YSU students build cars of meatloaf, linguini, cucumbers, cookies
By Denise Dick
Youngstown
Greased Lightning didn’t so much burn up the quarter mile as slog down the 18-degree ramp.
Greased Lightning is the edible car that Youngstown State University freshmen students Brandon Gialousis, Chris Mikut and Willie Chapman designed for their engineering class.
With the exception of pretzel-rod axles and peach rings used to keep the wheels in place, Greased Lightning is all meat.
“It’s a mini meatloaf, covered with a bacon weave and another meatloaf around that,” said Gialousis, of Youngstown.
Thick-sliced hard salami served as the wheels.
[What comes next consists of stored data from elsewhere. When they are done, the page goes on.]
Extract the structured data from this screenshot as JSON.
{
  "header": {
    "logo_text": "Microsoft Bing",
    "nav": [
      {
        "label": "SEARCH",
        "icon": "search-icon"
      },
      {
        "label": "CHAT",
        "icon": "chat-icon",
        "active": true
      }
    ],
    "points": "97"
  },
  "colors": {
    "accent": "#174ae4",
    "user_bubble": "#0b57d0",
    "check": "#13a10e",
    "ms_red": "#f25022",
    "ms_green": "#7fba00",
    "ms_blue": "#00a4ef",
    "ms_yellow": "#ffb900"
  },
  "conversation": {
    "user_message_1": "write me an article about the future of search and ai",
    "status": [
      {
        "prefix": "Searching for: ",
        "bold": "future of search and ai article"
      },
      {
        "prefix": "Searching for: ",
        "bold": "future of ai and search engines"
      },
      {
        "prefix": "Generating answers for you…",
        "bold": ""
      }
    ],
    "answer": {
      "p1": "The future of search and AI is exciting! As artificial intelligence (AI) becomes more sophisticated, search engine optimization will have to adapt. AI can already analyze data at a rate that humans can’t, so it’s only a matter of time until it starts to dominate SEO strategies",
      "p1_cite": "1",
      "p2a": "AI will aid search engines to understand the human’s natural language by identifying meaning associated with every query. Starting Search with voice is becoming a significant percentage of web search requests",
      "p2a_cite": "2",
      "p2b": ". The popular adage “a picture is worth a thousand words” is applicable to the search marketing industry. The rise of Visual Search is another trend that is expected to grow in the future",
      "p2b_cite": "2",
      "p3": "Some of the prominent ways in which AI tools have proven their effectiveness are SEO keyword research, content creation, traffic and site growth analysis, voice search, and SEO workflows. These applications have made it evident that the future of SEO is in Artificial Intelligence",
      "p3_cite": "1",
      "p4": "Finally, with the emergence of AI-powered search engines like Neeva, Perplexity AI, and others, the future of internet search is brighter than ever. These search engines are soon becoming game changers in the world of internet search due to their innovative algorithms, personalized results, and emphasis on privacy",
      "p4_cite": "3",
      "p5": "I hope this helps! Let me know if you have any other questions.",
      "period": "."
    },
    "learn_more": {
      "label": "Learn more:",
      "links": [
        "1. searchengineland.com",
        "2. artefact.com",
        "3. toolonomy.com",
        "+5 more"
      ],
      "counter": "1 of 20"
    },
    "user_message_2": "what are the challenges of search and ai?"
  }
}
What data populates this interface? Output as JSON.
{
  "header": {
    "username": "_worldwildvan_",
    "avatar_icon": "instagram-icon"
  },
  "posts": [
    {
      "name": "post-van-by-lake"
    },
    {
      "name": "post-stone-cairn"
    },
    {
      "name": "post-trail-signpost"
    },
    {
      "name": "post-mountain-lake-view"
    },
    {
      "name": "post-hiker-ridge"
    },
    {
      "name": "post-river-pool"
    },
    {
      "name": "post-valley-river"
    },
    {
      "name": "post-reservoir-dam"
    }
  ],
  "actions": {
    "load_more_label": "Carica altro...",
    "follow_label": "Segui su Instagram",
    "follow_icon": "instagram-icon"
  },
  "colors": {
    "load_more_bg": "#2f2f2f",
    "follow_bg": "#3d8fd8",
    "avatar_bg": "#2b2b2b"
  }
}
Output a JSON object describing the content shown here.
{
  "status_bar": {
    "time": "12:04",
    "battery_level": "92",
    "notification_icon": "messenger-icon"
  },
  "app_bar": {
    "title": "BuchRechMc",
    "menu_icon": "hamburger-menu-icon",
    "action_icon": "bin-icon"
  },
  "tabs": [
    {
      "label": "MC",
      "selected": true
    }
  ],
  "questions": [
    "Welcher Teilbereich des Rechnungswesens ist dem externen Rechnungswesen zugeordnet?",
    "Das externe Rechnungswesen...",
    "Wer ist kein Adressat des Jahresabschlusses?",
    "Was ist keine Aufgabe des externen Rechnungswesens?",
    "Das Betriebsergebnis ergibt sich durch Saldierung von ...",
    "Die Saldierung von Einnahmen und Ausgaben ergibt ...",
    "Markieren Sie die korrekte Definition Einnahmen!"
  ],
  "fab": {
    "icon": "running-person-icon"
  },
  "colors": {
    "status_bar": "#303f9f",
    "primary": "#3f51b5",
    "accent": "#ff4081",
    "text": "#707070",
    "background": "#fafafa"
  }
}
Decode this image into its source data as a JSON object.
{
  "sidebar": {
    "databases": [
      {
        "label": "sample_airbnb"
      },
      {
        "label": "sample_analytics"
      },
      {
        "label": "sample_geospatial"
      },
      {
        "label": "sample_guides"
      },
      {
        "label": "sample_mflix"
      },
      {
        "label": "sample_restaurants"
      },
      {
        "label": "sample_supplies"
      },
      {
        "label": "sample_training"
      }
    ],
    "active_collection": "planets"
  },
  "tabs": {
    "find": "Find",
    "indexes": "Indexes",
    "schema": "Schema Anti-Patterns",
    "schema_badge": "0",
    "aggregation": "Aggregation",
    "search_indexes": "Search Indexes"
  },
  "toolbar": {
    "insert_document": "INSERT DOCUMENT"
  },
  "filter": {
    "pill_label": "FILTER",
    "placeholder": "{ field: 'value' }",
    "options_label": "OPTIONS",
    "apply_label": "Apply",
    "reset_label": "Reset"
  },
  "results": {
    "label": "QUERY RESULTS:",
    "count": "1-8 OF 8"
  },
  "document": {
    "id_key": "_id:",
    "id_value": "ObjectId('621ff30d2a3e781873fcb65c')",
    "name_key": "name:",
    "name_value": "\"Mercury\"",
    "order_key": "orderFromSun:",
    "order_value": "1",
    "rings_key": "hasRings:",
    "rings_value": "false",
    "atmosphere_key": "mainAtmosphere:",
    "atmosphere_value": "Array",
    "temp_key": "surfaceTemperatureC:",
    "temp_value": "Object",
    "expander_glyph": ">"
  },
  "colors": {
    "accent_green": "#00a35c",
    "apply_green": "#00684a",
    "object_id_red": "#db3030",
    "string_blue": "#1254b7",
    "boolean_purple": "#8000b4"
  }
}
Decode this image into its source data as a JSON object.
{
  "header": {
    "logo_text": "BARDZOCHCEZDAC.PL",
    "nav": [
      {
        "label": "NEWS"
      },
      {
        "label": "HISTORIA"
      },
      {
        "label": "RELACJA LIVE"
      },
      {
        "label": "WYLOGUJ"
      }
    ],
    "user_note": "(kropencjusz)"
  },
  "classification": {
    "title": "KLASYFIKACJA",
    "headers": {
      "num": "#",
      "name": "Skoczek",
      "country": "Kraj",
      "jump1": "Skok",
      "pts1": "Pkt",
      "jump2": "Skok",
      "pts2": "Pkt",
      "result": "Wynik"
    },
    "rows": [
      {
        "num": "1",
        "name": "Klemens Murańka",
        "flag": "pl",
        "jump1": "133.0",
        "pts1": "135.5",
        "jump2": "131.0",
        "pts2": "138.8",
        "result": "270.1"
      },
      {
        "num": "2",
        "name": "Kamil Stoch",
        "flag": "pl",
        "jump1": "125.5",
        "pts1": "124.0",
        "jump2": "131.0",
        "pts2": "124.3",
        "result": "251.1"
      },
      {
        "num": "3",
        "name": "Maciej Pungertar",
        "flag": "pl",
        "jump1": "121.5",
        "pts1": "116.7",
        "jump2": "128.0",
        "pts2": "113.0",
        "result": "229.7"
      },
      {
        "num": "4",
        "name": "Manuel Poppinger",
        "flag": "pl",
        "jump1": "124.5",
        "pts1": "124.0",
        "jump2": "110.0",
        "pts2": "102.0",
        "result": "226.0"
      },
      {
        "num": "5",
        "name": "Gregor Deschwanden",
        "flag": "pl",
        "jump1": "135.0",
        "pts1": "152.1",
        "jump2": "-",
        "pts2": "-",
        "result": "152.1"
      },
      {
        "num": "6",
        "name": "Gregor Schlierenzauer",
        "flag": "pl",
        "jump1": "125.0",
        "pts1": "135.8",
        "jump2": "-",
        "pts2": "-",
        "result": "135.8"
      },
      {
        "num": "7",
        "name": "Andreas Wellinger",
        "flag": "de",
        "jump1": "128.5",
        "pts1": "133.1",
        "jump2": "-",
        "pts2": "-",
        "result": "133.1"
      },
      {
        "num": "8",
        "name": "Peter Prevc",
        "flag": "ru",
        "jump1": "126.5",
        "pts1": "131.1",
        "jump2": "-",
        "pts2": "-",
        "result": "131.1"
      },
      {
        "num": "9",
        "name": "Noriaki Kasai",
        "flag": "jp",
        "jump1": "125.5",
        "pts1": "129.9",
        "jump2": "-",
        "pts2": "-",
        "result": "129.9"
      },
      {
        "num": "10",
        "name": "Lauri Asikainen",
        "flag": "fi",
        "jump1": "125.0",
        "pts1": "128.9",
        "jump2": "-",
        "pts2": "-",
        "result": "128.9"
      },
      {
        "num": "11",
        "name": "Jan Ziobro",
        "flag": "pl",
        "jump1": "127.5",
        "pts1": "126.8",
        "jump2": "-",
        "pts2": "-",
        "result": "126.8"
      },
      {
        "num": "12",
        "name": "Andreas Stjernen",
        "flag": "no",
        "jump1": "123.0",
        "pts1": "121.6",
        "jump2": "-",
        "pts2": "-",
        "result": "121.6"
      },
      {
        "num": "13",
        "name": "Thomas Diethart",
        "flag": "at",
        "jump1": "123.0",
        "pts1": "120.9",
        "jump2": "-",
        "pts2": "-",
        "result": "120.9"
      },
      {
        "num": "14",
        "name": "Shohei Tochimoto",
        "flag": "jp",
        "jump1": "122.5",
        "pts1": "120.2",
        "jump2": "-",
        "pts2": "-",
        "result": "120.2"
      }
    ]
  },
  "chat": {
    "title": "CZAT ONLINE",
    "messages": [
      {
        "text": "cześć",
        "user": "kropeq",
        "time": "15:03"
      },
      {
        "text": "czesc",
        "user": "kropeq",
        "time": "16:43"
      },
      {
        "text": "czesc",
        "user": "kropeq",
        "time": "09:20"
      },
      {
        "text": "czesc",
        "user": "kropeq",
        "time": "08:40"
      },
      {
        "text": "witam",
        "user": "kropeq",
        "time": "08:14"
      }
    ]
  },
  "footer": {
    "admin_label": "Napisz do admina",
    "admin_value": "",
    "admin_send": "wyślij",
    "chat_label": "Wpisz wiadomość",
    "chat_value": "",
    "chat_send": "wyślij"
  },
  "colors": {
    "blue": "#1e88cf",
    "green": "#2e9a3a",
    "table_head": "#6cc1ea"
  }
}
“We got to pick our own teams, thankfully,” Gialousis said. “I was afraid I’d have a vegetarian on my team, and they wouldn’t want to do it.”
As soon as he heard the assignment, he thought of bacon. He and his teammates, Mikut of Castle Shannon, Pa., and Chapman of Warren, tried it, but it didn’t work.
They were one of 16 teams in assistant professor Kerry Meyers’ first-year engineering class.
The assignment was to design and build edible cars. The cars had to be able to roll — not slide — down a ramp set up in a Moser Hall classroom and continue rolling for at least six inches past the bottom of the ramp.
The students then recorded the data for each trip.
“They plot how they did and analyze it statistically as it relates to their peers,” Meyers said.
It’s an application of what the students have been studying.
Teams were recognized for which car traveled farthest, which went fastest and most spirited and most creative teams.
The students used all types of tasty — or not so — treats in constructing the vehicles. Oreos, Ritz crackers, rice cakes and kielbasa were some of the foodstuffs used as wheels.
Pretzel rods and linguini worked for axles and anything from Rice Krispies treats, cheese puffs and vegetables served as the chassis.
Greased Lightning required some tweaking before it finally coasted all the way down the ramp, but it did hit the 6-inch mark.
The Super Cookie Car designed by freshmen Kayla Zitello, Craig Higham and Jimmy Tancabel, all of Boardman, and Chris Poullas of Hubbard was made out of cucumber, pretzel sticks, Oreos and some chewing gum.
“We tried Ritz crackers [for the wheels], but they broke too easily,” Zitello said.
Likewise with Fudge Stripe cookies, Tancabel said.
Their car rolled down the ramp with little difficulty.